Il destino del Colonnello è segnato ma lui è duro a morire e Tripoli è ancora lontana dalle apparenze di una città «pacificata». Ierimattina una tv satellitare, al Urubah e qualche stazione radio vicine al regime hanno ripreso a trasmettere, dopo essere state messe a tacere il giorno prima. E hanno trasmesso un nuovo appello di Gheddafi, dal tono di sfida: un appello «alla resistenza» contro «i crociati e i traditori» e l’avviso che «la Libia non sarà mai né della Francia né dell’Italia».
Secondo gli insorti non è solo a Tripli che sono in azioni forze speciali britanniche e francesi, ma anche a Misurata, sistemate in una base nei pressi del porto di Kasa Ahmed, per preparare l’assalto finale su Sirte, la città natale la roccaforte popolare di Gheddafi. A un centinaio di km da Sirte erano segnalati scontri a colpi di missile, sulla città si stranno concentrando le residue forze lealiste (1500-2000 uomini), la Nato ha compiuto nuovi raid «per proteggere i civili», sembra che siano in corso negoziati fra i ribelli e i leader locali invitati alla resa.
La sorte della guerra è decisa ma la guerra non è finita e queste, a Tripoli e altrove, sono le ore più pericolose (come dimostra la vicenda dei 4 giornalisti italiani). Le ore della resa dei conti, delle vendette. Le ore del vuoto di potere. Ieri, nella conferenza stampa congiunta con Berlusconi a Milano, Mahmoud Jibril, il primo ministro (e unico visto che il presidente del Cnt, Mustafa Jalil, ha sciolto il governo dopo l’assassinio del «ministro della difesa, Younes), ha dato la soprendente notizia che il misterioso Consiglio nazionale di transizione si è già trasferito da Bengasi a Tripoli fin da mercoledì.
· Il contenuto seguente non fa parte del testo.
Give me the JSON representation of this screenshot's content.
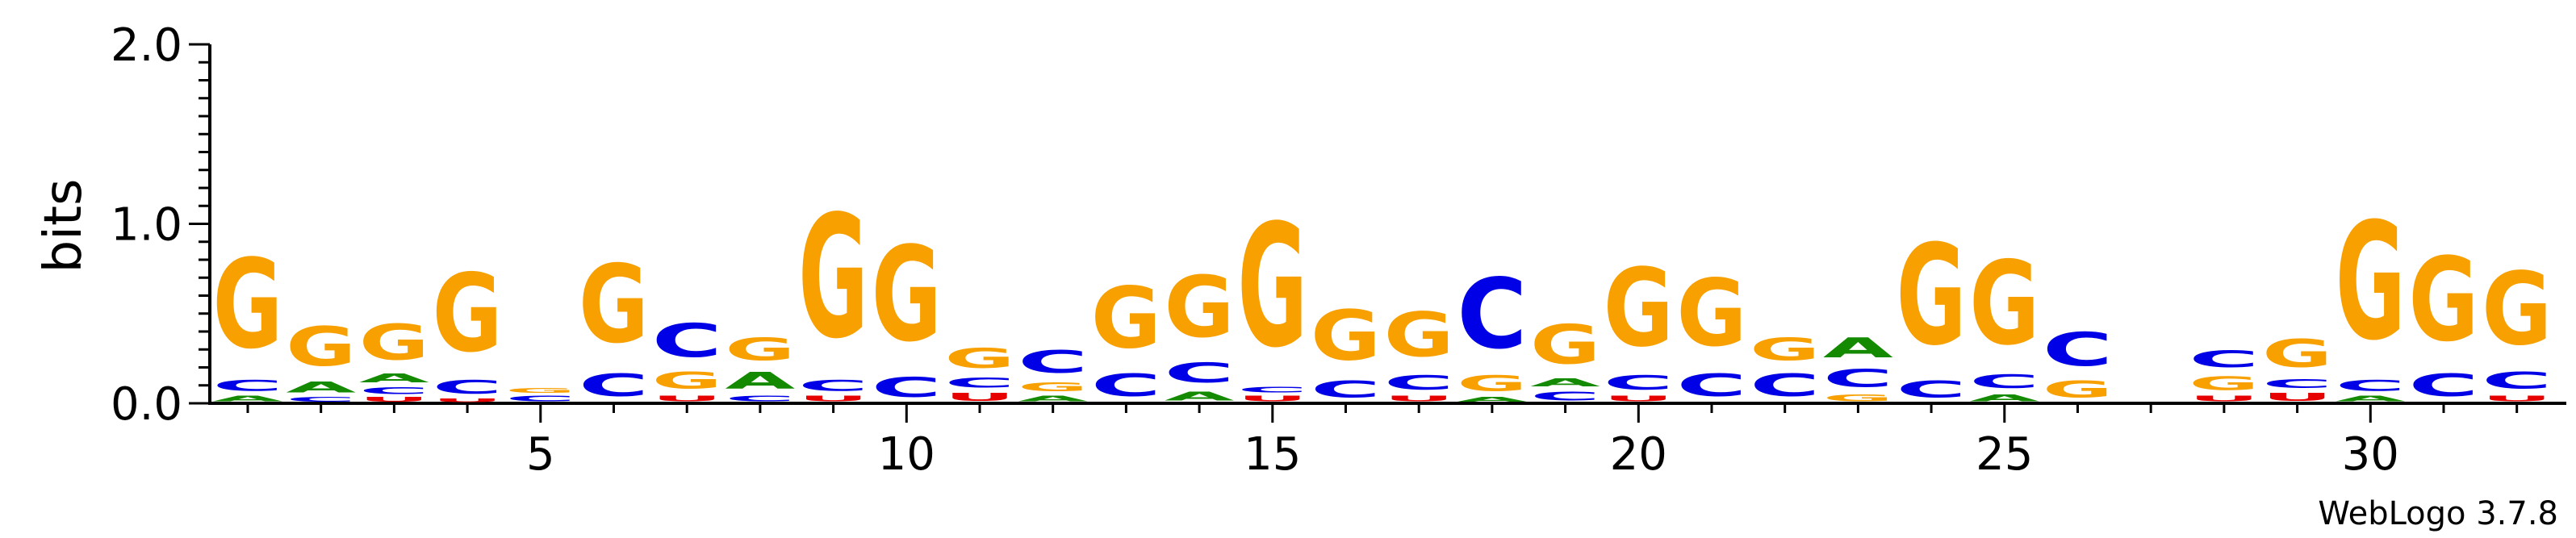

Sarà . Però ieri pomeriggio Jalil ha dato una conferenza stampa, ma a Bengasi.
Ieri Cnt è stato riconosciuto anche dalla Lega araba (che fin dall’inizio aveva invocato l’intervento della Nato), mentre l’Unione africana (i cui tentativi di mediazione sono stati sprezzantemente frustrati dalla Nato, dall’Onu e dall’Occidente) doveva riunirsi a Addis Abeba per decidere il da farsi. Anche il Sudafrica è furioso. Ieri all’Onu ha bloccato lo scongelamento di 1.5 miliardi di dollari degli asset libici in favore del Cnt (ne sono passati solo 500 milioni), il vice-presidente della repubblica Motlanthe ha chiesto che la Corte penale internazionale indaghi non solo su Gheddafi ma anche sui crimini di guerra sui civili commessi dalla Nato e 200 prominenti figure sudafricane hanno firmato una lettere di condanna contro la falsa «guerra umanitaria».